Besides cooling systems accounting for up to half of a building’s total energy consumption, air-conditioning units also leak greenhouses gases because they use hydrofluorocarbons as refrigerants, which are hundreds of thousands of times more potent at trapping heat than carbon dioxide.
Due to Vietnam’s hot and humid climate in the south, air-conditioning is prevalent. Between 2016 and 2021, Vietnam’s market for air conditioners grew by almost 14 per cent annually. A system called district cooling, for example, meets the inevitable demand for cooling while reducing carbon emissions, energy consumption, and maintenance costs. District cooling effectively cools buildings at a larger scale, but in a greener and more energy-efficient way.
District cooling works by generating chilled water in a cooling plant. Cool water is then distributed to buildings in a closed loop network. Energy transfer stations in each building will distribute the chilled water to the building’s air-conditioning system to cool the air. The water is then pumped back to the cooling plant to be chilled again – and the cycle repeats. With district cooling, buildings do not need to have their own chillers, helping to save space. The system reaps the benefits of economies of scale by sharing chiller capacity that is operated and maintained by a professional technical team, making it more efficient.
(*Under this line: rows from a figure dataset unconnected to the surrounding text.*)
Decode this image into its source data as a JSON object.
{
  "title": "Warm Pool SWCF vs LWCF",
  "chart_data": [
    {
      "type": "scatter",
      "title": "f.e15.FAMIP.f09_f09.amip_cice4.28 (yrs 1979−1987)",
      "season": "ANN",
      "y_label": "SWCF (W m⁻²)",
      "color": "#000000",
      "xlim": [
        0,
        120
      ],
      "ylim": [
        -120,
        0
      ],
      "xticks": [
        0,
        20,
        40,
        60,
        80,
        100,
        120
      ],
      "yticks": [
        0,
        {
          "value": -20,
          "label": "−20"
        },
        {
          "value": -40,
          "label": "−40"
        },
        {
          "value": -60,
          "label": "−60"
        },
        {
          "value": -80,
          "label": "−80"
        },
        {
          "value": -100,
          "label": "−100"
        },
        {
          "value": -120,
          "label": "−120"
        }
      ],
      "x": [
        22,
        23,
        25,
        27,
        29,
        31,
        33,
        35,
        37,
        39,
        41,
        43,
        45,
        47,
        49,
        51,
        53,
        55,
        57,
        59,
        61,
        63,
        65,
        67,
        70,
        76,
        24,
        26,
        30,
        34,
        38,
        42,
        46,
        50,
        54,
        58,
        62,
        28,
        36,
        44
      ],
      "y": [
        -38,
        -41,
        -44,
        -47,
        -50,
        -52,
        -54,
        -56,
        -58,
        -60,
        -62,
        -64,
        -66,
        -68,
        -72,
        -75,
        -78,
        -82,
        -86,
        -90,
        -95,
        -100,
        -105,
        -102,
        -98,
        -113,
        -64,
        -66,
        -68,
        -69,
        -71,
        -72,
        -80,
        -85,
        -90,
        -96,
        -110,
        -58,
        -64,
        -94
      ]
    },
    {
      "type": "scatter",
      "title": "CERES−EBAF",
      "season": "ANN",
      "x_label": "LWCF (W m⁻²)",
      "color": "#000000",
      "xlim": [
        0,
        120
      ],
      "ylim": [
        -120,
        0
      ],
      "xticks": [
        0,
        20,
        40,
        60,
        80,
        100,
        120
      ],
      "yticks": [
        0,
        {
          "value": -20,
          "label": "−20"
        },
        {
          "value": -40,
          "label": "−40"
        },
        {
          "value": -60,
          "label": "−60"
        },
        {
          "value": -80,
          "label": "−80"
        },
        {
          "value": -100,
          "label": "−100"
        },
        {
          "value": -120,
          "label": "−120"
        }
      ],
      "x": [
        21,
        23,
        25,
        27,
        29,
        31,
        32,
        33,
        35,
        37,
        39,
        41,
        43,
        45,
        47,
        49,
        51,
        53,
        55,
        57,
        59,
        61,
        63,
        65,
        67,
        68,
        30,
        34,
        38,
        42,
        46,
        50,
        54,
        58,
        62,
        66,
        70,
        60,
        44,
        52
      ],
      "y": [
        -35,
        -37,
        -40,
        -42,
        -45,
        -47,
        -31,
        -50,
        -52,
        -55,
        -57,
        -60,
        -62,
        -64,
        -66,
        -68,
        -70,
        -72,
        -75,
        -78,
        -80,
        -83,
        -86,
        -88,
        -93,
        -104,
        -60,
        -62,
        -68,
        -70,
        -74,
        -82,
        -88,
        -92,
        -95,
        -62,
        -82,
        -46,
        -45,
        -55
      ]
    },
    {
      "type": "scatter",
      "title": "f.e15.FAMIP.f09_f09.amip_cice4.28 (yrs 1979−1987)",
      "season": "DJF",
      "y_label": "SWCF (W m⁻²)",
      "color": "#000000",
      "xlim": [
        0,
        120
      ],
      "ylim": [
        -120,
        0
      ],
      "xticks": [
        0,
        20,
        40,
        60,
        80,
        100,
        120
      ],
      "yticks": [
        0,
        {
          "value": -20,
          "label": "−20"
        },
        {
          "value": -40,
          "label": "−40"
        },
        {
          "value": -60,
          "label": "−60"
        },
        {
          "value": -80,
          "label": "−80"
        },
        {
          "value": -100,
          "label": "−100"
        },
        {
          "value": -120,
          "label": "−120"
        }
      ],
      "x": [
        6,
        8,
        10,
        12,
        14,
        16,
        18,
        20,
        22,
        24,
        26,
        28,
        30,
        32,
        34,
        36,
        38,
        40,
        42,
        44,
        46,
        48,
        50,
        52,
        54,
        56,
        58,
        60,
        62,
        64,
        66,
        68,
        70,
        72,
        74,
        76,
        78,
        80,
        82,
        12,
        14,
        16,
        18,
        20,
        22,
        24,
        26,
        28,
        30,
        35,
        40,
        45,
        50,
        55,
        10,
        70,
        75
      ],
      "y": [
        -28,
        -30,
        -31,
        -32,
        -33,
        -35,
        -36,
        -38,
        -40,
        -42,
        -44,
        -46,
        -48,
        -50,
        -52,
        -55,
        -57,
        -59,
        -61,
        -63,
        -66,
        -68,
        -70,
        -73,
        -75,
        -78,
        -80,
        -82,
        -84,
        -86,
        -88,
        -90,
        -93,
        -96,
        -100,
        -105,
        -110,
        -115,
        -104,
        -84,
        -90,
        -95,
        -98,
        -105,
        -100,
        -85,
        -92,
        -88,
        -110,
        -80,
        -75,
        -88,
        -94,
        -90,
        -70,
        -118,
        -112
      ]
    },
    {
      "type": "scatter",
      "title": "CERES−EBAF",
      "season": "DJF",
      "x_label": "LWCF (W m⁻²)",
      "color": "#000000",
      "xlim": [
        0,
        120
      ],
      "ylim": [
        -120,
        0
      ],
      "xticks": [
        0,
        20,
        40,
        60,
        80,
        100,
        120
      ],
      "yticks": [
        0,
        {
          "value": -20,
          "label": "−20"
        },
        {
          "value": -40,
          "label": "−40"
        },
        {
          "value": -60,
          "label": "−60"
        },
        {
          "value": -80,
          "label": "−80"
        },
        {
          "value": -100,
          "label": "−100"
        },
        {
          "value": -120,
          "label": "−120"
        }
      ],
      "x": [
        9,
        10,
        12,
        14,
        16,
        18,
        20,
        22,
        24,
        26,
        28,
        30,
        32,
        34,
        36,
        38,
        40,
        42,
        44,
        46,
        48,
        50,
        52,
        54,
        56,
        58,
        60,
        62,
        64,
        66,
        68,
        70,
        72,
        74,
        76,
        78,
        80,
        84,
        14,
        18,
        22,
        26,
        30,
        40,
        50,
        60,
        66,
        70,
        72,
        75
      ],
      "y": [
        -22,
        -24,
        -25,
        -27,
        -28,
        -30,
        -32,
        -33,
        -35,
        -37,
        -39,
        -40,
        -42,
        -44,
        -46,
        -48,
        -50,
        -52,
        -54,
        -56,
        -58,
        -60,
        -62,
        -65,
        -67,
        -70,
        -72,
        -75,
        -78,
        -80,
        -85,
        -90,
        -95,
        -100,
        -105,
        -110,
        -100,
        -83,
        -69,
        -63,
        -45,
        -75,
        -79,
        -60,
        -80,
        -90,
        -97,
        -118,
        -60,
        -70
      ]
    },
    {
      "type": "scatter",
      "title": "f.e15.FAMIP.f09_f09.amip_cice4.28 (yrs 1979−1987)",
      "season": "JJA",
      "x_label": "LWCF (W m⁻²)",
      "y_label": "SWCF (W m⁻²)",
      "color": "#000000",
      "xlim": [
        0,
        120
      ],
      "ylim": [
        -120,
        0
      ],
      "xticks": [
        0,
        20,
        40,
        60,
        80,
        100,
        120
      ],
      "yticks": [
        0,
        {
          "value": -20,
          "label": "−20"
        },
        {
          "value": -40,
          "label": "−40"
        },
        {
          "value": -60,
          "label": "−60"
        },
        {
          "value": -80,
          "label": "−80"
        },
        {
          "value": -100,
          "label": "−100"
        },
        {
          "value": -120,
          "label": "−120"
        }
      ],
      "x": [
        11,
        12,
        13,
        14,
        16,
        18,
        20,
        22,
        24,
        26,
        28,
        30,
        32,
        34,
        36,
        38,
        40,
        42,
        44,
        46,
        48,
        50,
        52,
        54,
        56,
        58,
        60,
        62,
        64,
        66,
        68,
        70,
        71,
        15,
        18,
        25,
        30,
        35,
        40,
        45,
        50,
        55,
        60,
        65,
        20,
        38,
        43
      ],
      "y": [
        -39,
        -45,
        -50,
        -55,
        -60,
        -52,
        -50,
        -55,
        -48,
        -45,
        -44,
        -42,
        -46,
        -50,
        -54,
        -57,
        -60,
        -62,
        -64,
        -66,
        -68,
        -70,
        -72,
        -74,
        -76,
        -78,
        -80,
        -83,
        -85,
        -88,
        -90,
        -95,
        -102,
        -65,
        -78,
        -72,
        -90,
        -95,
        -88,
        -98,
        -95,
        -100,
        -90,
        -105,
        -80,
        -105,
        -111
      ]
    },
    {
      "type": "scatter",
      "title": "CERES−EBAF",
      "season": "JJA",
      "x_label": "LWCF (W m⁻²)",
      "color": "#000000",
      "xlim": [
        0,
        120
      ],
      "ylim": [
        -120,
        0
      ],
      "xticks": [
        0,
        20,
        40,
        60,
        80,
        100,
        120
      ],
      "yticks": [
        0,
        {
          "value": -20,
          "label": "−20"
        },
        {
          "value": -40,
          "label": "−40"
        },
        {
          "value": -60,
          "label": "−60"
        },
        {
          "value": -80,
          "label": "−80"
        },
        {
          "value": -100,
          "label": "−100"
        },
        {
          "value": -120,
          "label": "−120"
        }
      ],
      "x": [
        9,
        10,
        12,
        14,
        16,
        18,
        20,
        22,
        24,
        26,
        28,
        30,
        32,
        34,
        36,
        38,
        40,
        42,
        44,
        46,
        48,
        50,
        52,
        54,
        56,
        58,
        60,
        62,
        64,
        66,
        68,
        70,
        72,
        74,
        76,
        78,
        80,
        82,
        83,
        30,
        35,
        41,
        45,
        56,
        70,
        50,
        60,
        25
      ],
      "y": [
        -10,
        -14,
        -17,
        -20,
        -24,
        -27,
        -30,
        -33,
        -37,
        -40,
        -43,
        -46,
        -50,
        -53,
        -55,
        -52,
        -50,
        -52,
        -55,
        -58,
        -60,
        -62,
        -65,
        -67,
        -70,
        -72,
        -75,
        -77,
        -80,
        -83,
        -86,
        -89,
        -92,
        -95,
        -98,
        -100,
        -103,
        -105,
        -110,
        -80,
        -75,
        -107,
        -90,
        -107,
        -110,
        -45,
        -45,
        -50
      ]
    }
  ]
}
While district cooling is still nascent in Vietnam, other countries like Singapore are already starting to experience the benefits. In 2006, we deployed a district cooling system 25 metres beneath the Marina Bay district, a live-work-play development in Singapore, to cool 16 buildings in the area, including Marina Bay Sands and the Marina Bay Financial Centre.
By 2026 we will be cooling a total of 28 buildings and developments, helping the district to save almost 20,000 tonnes of carbon emissions annually, which is equivalent to removing over 17,600 cars off the roads.
Given the success on how district cooling can save electricity and reduce carbon emissions, we have also explored widening district cooling’s application for other industries and customers. Just earlier in the year, we announced a partnership with STMicroelectronics to design and install Singapore’s first district cooling system for industrial usage, which will help them to achieve 20 per cent savings in cooling-related electricity consumption annually by improving aggregated chiller system efficiency, as well as enable ST to reduce carbon emissions of up to 120,000 tonnes per year.
We will also be installing a specially engineered district cooling system for brownfield developments in Tampines Town Central – a vibrant commercial hub in the east of Singapore. The system, which will cool seven existing buildings in the town centre, will save enough energy to power more than 900 apartments for a year, as well as to help the town centre reduce its carbon emissions by almost 1,400 tonnes annually.
Enabling more green buildings in Vietnam can help the country take a step towards achieving its sustainability goals. This can be done through innovations like district cooling, rooftop and utility-scale renewables, and our digital energy solutions to help achieve greater energy efficiency.